Lou war noch immer nicht zurück. Dafür hatte Ohayon die alten Patronenhülsen im Steinbruch eingesammelt und ins Labor geschickt, um sie mit denen zu vergleichen, die nach der Schießerei an der Tankstelle gesichert wurden. Ja, und dann kamen die alte Laurine Mercier und ihre siebenjährige Urenkeltochter daher und fanden, ohne es je gewollt zu haben, das, was alles wieder veränderte – eine Leiche.
Laurine Mercier hatte in Courcelles immer als sonderlich gegolten, weil sie im Sommer stets mit einem riesigen schwarzen Sonnenschirm herumlief und so tat, als würde sie andere nicht erkennen. Sie benutzte auch gerne deutsche Worte in ihren Sätzen, und sagte manchmal: »Solche waren wir, solche sind wir.«
Offenbar bildete sie sich etwas darauf ein, dass ihre Vorfahren mütterlicherseits Deutsche waren. Aber von der Sorte gibt es ja einige in dieser Ecke Frankreichs. Also solche, die sich noch immer wie Fremde aufführen.
Laurine und ihre Urenkeltochter hatten eigentlich nur den Hund ausführen wollen, denn der brauchte, wie alle Hunde, Bewegung. Der Hund war aber sehr dumm, oder durch Überzüchtung schon stark von seinen Instinkten getrennt. Also fand Madame Merciers Urenkeltochter …
»Oma, da am Schilf schläft jemand, der ist so dick, als ob er gleich platzt.«
So wurde, auf diese nicht eben ungewöhnliche Weise, am Ufer des Lac de Session Gilles Larousses Leiche gefunden. Er musste es unzweifelhaft sein, denn eine Gerichtsmedizinerin aus Metz hielt einen langen Vortrag, bei dem es unter anderem ausführlich um Zähne ging. Ohayon hörte genau zu, schrieb sogar mit, meinte allerdings, am Ende ein wenig Zahnschmerz zu verspüren.
In Gilles Larousses Halfter steckte eine Pistole. Und nachdem man die untersucht hatte, stand fest, dass die beiden Opfer an der Tankstelle mit dieser Waffe erschossen worden waren.
Commissaire Bagrange war zufrieden: »Das deckt sich damit …« Diesen Fakt betonte er mehrfach, weil nun alles so gut zusammenpasste, »… deckt sich eindeutig damit, dass Paul Bézier ausgesagt hat, Gilles Larousse sei etwa zehn Minuten nach den Schüssen im Tal bei ihnen aufgetaucht, habe nervös gewirkt und die illegalen Arbeiter, anders als sonst, sofort mit seinem Transporter weggebracht.«
Roland hatte kurz genickt und auch Ohayon wollte aufstehen, da er meinte, die Sache wäre mit dem ballistischen Bericht erledigt. Doch so war es nicht.

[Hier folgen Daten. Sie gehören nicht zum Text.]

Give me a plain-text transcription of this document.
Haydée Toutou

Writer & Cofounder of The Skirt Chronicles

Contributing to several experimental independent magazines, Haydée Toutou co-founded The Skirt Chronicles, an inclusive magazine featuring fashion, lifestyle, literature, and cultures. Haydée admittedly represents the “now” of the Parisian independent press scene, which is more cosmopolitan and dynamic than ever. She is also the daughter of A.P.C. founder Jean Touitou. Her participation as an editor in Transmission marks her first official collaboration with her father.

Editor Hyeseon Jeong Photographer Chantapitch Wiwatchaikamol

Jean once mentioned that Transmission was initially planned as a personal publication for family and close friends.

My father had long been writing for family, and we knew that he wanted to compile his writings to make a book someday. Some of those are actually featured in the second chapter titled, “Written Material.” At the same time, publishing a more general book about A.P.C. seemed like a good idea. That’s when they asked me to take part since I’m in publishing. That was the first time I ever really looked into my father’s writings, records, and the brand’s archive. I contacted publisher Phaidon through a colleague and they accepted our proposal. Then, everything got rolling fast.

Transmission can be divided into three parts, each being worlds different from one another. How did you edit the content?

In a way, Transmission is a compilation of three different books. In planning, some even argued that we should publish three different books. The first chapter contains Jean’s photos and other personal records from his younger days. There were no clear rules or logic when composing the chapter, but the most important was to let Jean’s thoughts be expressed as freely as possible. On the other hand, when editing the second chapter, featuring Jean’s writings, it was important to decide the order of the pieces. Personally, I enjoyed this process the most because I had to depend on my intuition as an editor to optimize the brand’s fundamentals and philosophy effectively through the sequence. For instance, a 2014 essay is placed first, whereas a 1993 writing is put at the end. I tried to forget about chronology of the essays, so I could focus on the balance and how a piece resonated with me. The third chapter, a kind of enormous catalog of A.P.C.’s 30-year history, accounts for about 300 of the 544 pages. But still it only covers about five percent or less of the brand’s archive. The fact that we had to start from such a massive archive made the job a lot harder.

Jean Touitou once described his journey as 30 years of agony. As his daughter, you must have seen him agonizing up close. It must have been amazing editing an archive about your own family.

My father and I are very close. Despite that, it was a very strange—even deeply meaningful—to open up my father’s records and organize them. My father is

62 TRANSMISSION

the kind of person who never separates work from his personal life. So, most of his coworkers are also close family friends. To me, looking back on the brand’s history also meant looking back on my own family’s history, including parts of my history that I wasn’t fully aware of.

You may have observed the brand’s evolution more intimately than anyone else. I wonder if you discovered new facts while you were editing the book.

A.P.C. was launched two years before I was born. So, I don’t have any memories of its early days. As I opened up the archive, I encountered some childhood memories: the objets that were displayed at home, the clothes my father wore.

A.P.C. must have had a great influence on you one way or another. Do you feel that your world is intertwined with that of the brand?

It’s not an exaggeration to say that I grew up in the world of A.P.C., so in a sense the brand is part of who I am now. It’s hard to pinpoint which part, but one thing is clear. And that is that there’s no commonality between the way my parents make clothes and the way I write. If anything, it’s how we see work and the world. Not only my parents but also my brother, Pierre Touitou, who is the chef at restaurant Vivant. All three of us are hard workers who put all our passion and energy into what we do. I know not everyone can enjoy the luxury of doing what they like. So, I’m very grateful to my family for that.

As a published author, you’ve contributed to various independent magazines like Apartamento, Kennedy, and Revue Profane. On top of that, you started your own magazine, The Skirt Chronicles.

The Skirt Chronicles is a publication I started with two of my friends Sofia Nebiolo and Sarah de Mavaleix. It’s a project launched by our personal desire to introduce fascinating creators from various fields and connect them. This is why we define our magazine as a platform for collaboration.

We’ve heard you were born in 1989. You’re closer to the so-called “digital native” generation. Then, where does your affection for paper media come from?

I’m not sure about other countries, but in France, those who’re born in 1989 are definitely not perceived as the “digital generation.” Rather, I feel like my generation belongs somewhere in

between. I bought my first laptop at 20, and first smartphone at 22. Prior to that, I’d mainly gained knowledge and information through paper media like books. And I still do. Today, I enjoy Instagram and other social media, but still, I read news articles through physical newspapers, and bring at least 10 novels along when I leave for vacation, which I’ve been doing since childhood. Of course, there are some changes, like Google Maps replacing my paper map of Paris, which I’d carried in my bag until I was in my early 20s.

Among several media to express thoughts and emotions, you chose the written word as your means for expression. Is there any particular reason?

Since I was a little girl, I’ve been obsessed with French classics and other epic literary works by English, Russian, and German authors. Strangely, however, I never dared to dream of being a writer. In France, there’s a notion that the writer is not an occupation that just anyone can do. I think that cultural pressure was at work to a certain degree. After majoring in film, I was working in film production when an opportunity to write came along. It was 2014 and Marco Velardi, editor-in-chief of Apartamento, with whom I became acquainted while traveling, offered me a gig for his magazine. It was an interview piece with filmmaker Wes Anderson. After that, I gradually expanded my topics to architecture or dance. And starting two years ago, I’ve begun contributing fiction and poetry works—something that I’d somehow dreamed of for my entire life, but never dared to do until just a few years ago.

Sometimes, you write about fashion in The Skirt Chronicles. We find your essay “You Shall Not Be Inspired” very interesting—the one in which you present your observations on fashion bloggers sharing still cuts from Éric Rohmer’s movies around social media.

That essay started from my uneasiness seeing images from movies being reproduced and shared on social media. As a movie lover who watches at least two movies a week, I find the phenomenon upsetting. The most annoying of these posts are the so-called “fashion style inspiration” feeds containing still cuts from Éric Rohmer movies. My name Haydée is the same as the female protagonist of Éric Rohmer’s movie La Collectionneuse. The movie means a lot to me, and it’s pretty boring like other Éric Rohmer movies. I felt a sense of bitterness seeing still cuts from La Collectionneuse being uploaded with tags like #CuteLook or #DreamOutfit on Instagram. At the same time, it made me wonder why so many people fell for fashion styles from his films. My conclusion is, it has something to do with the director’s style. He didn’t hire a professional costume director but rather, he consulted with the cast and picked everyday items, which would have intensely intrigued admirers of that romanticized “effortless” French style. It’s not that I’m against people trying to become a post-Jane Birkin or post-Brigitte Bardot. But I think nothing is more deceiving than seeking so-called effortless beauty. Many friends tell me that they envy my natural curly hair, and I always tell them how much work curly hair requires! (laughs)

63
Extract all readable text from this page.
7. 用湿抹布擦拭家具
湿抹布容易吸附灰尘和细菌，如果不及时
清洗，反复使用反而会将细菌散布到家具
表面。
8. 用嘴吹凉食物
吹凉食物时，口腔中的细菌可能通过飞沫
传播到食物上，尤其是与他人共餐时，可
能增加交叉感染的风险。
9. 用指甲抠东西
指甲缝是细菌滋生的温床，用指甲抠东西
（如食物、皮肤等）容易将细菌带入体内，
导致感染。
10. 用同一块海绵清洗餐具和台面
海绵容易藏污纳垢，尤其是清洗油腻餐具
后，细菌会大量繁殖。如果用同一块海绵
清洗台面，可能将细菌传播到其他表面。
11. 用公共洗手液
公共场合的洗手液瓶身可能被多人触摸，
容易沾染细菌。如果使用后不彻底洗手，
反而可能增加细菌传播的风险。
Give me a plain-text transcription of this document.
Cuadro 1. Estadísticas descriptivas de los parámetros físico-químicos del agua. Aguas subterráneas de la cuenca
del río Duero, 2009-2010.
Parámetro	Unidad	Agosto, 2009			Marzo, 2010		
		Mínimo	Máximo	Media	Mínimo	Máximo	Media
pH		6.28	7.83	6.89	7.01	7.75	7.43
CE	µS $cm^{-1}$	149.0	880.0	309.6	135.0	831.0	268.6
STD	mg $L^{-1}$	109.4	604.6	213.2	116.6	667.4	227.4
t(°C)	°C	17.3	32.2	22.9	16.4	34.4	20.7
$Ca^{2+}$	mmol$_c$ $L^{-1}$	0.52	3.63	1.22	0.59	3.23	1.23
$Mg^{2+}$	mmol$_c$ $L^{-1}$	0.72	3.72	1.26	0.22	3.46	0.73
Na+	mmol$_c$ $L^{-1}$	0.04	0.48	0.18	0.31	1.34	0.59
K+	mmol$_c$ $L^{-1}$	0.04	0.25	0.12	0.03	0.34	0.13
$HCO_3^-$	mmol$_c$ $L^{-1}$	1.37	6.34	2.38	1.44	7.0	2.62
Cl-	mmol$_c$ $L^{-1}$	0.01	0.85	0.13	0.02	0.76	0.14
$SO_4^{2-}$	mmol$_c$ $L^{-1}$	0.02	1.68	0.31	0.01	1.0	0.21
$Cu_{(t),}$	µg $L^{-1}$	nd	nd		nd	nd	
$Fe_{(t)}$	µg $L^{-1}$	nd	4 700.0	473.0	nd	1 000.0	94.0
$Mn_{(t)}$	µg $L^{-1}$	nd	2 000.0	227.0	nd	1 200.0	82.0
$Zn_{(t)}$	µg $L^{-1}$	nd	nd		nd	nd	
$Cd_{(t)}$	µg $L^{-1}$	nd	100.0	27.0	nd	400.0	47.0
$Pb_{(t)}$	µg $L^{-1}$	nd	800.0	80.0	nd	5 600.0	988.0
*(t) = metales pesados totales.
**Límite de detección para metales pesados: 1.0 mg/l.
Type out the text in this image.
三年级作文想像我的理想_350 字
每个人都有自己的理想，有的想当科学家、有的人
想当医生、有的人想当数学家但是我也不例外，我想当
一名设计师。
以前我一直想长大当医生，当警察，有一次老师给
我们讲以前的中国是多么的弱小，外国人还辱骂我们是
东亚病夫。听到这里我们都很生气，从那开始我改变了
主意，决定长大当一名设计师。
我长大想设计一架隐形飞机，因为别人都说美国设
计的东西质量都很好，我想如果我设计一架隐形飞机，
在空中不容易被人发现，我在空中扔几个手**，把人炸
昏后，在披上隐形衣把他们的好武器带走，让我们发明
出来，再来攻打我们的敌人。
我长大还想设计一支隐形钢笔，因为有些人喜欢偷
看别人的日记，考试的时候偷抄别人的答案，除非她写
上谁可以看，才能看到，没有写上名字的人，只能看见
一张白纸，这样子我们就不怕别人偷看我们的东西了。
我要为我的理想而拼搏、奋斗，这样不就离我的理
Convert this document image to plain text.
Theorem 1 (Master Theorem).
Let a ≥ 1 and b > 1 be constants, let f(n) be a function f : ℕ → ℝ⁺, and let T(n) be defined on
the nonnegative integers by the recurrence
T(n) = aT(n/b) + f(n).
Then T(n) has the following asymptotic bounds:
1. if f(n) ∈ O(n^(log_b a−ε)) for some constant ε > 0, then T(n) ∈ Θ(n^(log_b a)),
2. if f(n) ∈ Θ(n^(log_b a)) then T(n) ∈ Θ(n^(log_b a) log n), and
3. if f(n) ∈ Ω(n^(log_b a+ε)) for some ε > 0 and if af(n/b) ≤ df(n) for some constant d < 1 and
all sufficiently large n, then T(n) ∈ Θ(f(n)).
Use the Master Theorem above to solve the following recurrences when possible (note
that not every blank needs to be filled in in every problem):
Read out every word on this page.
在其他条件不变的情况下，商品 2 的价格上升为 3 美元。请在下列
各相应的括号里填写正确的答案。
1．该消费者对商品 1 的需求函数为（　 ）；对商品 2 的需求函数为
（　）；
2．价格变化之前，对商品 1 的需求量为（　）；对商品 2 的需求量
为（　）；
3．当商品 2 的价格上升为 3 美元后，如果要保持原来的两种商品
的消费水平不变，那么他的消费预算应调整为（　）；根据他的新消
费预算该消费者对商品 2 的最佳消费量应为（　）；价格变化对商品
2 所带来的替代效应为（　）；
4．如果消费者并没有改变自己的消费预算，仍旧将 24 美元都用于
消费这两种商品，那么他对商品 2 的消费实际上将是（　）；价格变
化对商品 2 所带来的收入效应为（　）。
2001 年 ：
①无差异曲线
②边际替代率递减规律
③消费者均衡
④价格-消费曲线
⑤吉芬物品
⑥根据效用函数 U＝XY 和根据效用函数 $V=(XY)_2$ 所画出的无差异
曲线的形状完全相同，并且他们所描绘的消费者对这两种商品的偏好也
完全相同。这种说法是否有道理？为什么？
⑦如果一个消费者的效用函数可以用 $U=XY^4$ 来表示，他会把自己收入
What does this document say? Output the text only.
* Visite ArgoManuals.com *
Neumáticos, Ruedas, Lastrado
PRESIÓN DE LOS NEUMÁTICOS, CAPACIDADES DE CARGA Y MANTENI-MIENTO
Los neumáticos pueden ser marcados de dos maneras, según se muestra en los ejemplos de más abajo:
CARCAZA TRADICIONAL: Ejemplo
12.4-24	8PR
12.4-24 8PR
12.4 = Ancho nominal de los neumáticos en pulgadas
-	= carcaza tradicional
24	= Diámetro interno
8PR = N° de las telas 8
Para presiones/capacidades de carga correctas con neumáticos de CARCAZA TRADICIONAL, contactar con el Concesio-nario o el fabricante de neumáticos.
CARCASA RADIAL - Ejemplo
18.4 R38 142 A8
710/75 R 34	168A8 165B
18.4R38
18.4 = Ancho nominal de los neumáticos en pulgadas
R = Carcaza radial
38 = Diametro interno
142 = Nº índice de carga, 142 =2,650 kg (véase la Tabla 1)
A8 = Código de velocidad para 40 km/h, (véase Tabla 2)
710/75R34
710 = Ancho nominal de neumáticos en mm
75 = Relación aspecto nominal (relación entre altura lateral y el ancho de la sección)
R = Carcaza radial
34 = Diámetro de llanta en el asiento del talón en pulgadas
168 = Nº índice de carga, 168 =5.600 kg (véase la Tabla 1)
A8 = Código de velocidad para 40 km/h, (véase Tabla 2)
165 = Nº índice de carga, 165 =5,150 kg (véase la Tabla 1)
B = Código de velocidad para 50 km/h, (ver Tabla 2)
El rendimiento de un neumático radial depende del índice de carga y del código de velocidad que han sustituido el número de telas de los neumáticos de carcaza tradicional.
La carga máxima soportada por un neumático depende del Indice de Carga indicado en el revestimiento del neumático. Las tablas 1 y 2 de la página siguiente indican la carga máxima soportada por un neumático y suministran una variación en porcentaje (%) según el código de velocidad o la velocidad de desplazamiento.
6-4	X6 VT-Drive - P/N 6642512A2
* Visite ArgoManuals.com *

In einem weiteren Vortrag ging es um Kaufquittungen und die Zuordnung einer Seriennummer. Dem zu folgen war nicht schwer. Gilles Larousse hatte die Waffe gekauft. Wieder wollte Ohayon aufstehen, doch es war immer noch nicht vorbei.
Der sich nun anschließende Bericht hatte es wirklich in sich. Bei dem Nachweis spielten Abrieb-, Eindrück- und Tragespuren am Halfter eine Rolle, da sie der Waffe zuzuordnen waren. Ebenfalls von Bedeutung war der Umstand, dass Gilles Larousse das Halfter, in dem die Waffe steckte, unter einem Jackett getragen hatte, und dass dieses Halfter mit zwei Ledergurten befestigt gewesen war. Gegen Ende all dieser hieb- und stichfesten Darlegungen, die der Staatsanwältin am besten gefielen, verlor Ohayon endgültig den Faden. In der Summe alles Gesagten schien die Schießerei an der Tankstelle mit all ihren Folgen bis ins Kleinste aufgeklärt. Das jedenfalls schloss Ohayon aus dem vernünftigen und zufriedenen Nicken seines Chefs und der Staatsanwältin.